Monday, Dec. 19, 1960
Mommy at the Met
"I was brought up to believe that it is polite to wait until you are asked," Soprano Eileen Farrell invariably replied when people wondered why she had never sung at the Met. The Metropolitan Opera's Rudolf Bing continued to ignore Farrell, either because of misplaced gallantry over her heft (5 ft. 5 1/2 in., 180 Ibs.) or because of her limited operatic repertory. But the snub did not hinder the progress of Farrell's career or silence the critics, who acclaimed her the U.S.'s top soprano. Finally, a year ago, Bing and the Met beckoned, and last week before a packed house Soprano Farrell, 40, made her Met debut in an English version of Christoph Willibald von Gluck's Alcestis. Soprano Farrell proved clearly that she belonged on the Met stage, but alas, there were also hints that her debut may have come a little too late.

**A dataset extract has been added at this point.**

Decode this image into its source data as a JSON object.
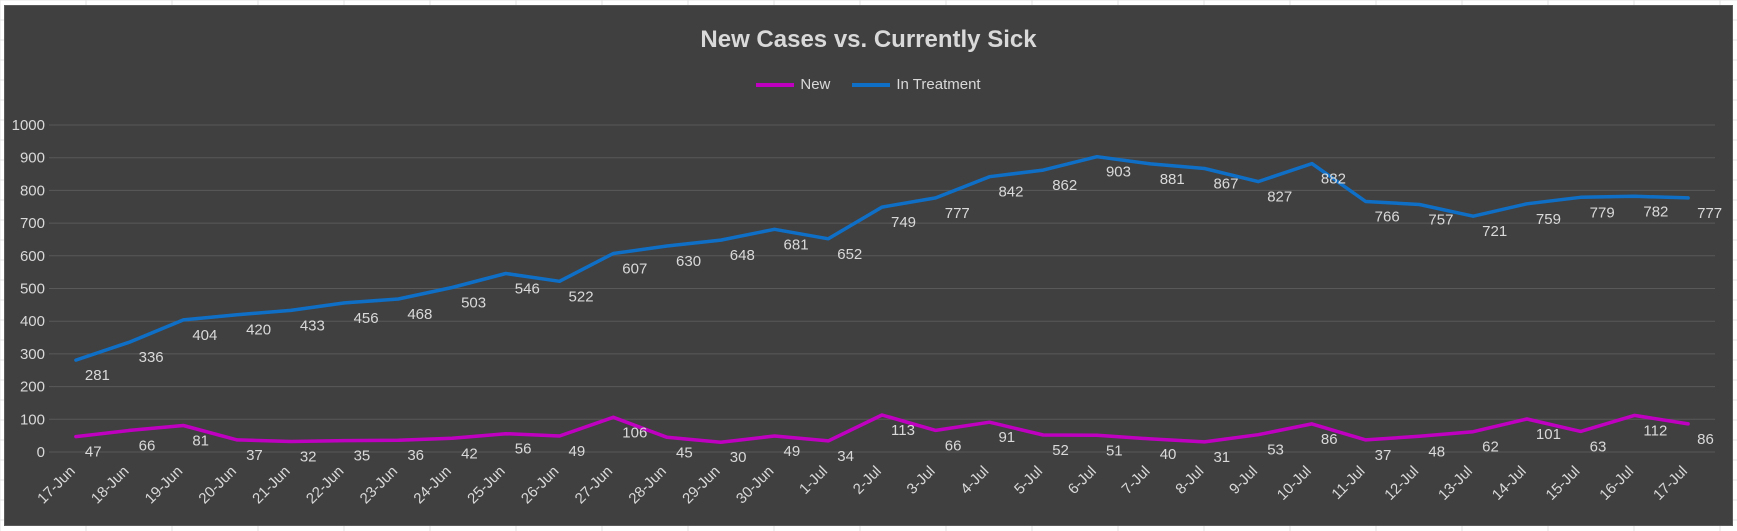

Dated Legend. Getting ready for the Met meant a major change in Farrell's earthy, uninhibited and unpretentious way of life. She moved into a suite in Manhattan's Plaza Hotel from her twelve-room Staten Island house in order to get away from the distractions of her exuberant 13-year-old son and seven-year-old daughter. Weekends she spent at home with her husband (a retired New York City policeman) and the kids. She studied the stage set carefully, worried over the number of stairs she had to climb, and threatened to wear magnetic clamps on her shoes. A major concern was her stage children. "If I have to pick up those kids," she said, "I'll get a hernia or something." With Translator John Gutman, Farrell changed some of the libretto's more flowery passages. "I'll be damned if I'll sing 'Let me fight trepidation,' " she said. Her version: "Give me strength, give me courage."

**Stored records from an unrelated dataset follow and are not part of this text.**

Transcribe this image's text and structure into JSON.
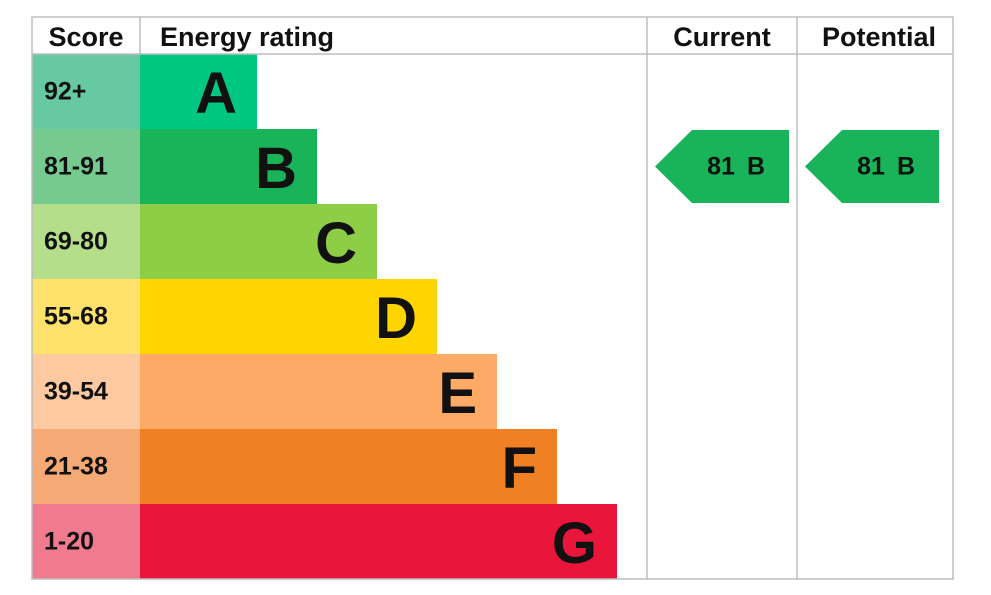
{
  "header": {
    "score": "Score",
    "energy_rating": "Energy rating",
    "current": "Current",
    "potential": "Potential"
  },
  "rows": [
    {
      "score": "92+",
      "rating": "A",
      "color": "#00c781",
      "score_color": "#66c9a2"
    },
    {
      "score": "81-91",
      "rating": "B",
      "color": "#19b459",
      "score_color": "#77ca8f"
    },
    {
      "score": "69-80",
      "rating": "C",
      "color": "#8dce46",
      "score_color": "#b5de8a"
    },
    {
      "score": "55-68",
      "rating": "D",
      "color": "#ffd500",
      "score_color": "#ffe26b"
    },
    {
      "score": "39-54",
      "rating": "E",
      "color": "#fcaa65",
      "score_color": "#fdc9a0"
    },
    {
      "score": "21-38",
      "rating": "F",
      "color": "#ef8023",
      "score_color": "#f5aa75"
    },
    {
      "score": "1-20",
      "rating": "G",
      "color": "#e9153b",
      "score_color": "#f07b8f"
    }
  ],
  "current": {
    "score": 81,
    "rating": "B"
  },
  "potential": {
    "score": 81,
    "rating": "B"
  }
}
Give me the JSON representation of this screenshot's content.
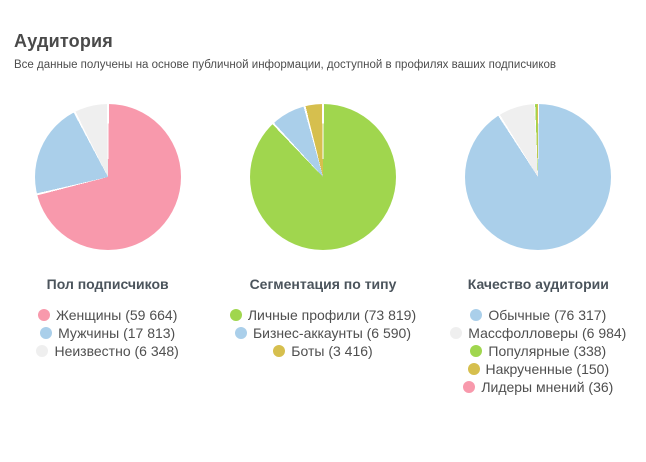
{
  "header": {
    "title": "Аудитория",
    "subtitle": "Все данные получены на основе публичной информации, доступной в профилях ваших подписчиков"
  },
  "chart_data": [
    {
      "type": "pie",
      "title": "Пол подписчиков",
      "categories": [
        "Женщины",
        "Мужчины",
        "Неизвестно"
      ],
      "values": [
        59664,
        17813,
        6348
      ],
      "colors": [
        "#f899ac",
        "#aacfea",
        "#efefef"
      ],
      "legend": [
        "Женщины (59 664)",
        "Мужчины (17 813)",
        "Неизвестно (6 348)"
      ],
      "legend_position": "bottom",
      "start_angle_deg": 0,
      "direction": "clockwise"
    },
    {
      "type": "pie",
      "title": "Сегментация по типу",
      "categories": [
        "Личные профили",
        "Бизнес-аккаунты",
        "Боты"
      ],
      "values": [
        73819,
        6590,
        3416
      ],
      "colors": [
        "#a0d64e",
        "#aacfea",
        "#d6bf4e"
      ],
      "legend": [
        "Личные профили (73 819)",
        "Бизнес-аккаунты (6 590)",
        "Боты (3 416)"
      ],
      "legend_position": "bottom",
      "start_angle_deg": 0,
      "direction": "clockwise"
    },
    {
      "type": "pie",
      "title": "Качество аудитории",
      "categories": [
        "Обычные",
        "Массфолловеры",
        "Популярные",
        "Накрученные",
        "Лидеры мнений"
      ],
      "values": [
        76317,
        6984,
        338,
        150,
        36
      ],
      "colors": [
        "#aacfea",
        "#efefef",
        "#a0d64e",
        "#d6bf4e",
        "#f899ac"
      ],
      "legend": [
        "Обычные (76 317)",
        "Массфолловеры (6 984)",
        "Популярные (338)",
        "Накрученные (150)",
        "Лидеры мнений (36)"
      ],
      "legend_position": "bottom",
      "start_angle_deg": 0,
      "direction": "clockwise"
    }
  ]
}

But for all of Farrell's breezy modernity, Alcestis was still hopelessly dated, notwithstanding Gluck's prediction that "time does not exist for it, because the piece is founded upon nature and has nothing to do with fashion." Written in 1767, it retells the legend of King Admetus, who is condemned to death by the gods, and of his wife Alcestis, who offers herself as a sacrifice instead. In the end, touched by their mutual devotion, Apollo reprieves them both.
Confident Wait. The opera is typical of everything the romantics fought when they rebelled against classicism: it is full of beautiful melodies but undramatic, full of abstract nobility but without real human beings. Nor was Alcestis improved by the Met's pseudo-Greek staging and top-heavy production featuring, among other banalities, steam puffing from Hades and two clumsy and amateurish ballets.
In the midst of all this. Soprano Farrell proved only a partial blessing. In the middle range her voice is still gloriously warm, rich and powerful, as moving as any voice heard in opera today. But in the upper registers it was strained and at times shrill. Once past the strenuous milestone of a Met debut, Farrell is now eagerly awaiting La Gioconda, her other Met starring role this season. "Gioconda," she says confidently. "That's a role you can really sink your teeth into."